By Dan Fisher

California lawmakers may soon approve a union-backed bill that would extend indefinitely a Covid-era measure that subjects the hospitality industry to hefty fines and litigation if they don’t offer laid-off workers their jobs back in order of seniority, even if the business is under new ownership.

Senate Bill 723 passed the California Senate in May and will be taken up by the state Assembly in September. The proposed law is one of several employer groups and the California Chamber of Commerce describe as “job killers,” because they expose companies to millions of dollars in liability under conditions they describe as vague and difficult to predict.

The bill has the strong support of unions including Local 11 of UNITE-HERE, which organized a hotel worker strike in Los Angeles and is frequently in conflict with non-union hotels and resorts. 

SB 723’s sponsor is Sen. Maria Elena Durazo, who spent much of her career as an organizer and union official at Local 11 and the AFL-CIO before running for office in 2017. She has taken in more than $500,000 in union campaign contributions since then, according to California campaign records, including nearly $40,000 from her old union.

Employers complain the existing law, which is scheduled to sunset at the end of next year, has vague definitions – workers must be offered the “same or similar” position to the one they held before the layoff, for example — that can lead to statutory violations that rapidly pile up fines. Employers are required to offer jobs to any worker who previously worked for the company or a predecessor at the same location for at least six months and give them five days to accept or reject the offer.

In the highest-profile enforcement action so far, the California Department of Industrial Relations announced $3.3 million in fines against the posh Terranea Resort in Rancho Palos Verdes for failing to offer 53 laid-off employees their jobs back in 2021.

Local 11, locked in a long-term struggle with Terranea over organizing the resort, filed the complaint that led the state to investigate. The Los Angeles Times later reported that a total of five employees weren’t offered their old jobs back and Terranea settled for $1.5 million in July. The state awarded 53 workers an average of $26,500 each and the resort paid a $5,300 civil penalty.

Anthony Caso, a constitutional law attorney and senior legal fellow for the Claremont Institution, described the Terranea citation as “Trial by Press Release,” in an editorial last year. The Labor Commissioner announced the $3.3 million fine before any hearings and without a detailed explanation of how the resort had violated the law.

“What they do is they will issue a fine before any hearing,” Caso said in a telephone interview. “You can contest the citation — that’s when you get the hearing. But in the meantime the news goes out that a citation has been issued and your business takes a hit to its reputation.”

Even if the Assembly passes the companion to SB 723 it isn’t certain Gov. Gavin Newsom will sign it into law. Newsom vetoed a similar bill in 2020, citing the impact on employers, although he later signed a narrower SB93 that is the right-to-recall law now in effect. 

SB723 would delete all references to Covid-19, broadening the law to require employers to offer workers their jobs back after any layoffs for any “public health directive, government shutdown order, lack of business, a reduction in force, or other economic, nondisciplinary reasons.” The law would require employers to maintain records listing the name, job classification, date of hire, address and all communications with laid-off workers for at least three years.
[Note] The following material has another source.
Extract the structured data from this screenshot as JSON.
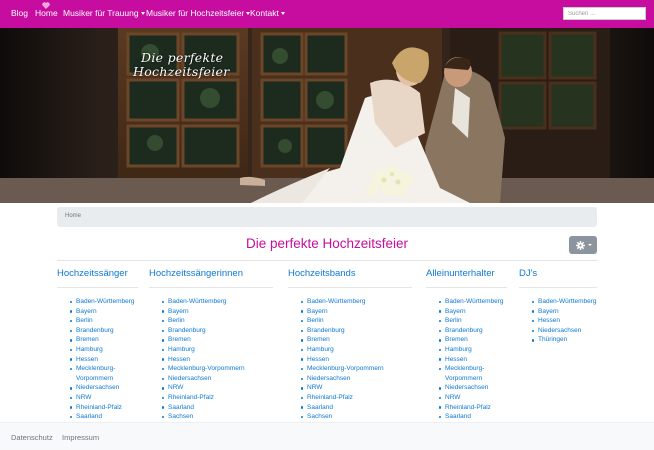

Penalties include reinstatement rights, back pay at the average rate from the previous three years before being laid off, and the value of benefits.

The law would apply whether a company changed ownership or moved to a different location, as long as “the enterprise is conducting the same or similar operations.”

The bill is among several “job killers” the Cal Chamber is tracking, including AB524, which would allow employees to sue companies if they are disciplined for missing work due to “caregiver status,” regardless of who they are providing care to. 

Another “job killer” bill, SB525, would increase the minimum wage for all workers in the healthcare industry to $25 an hour.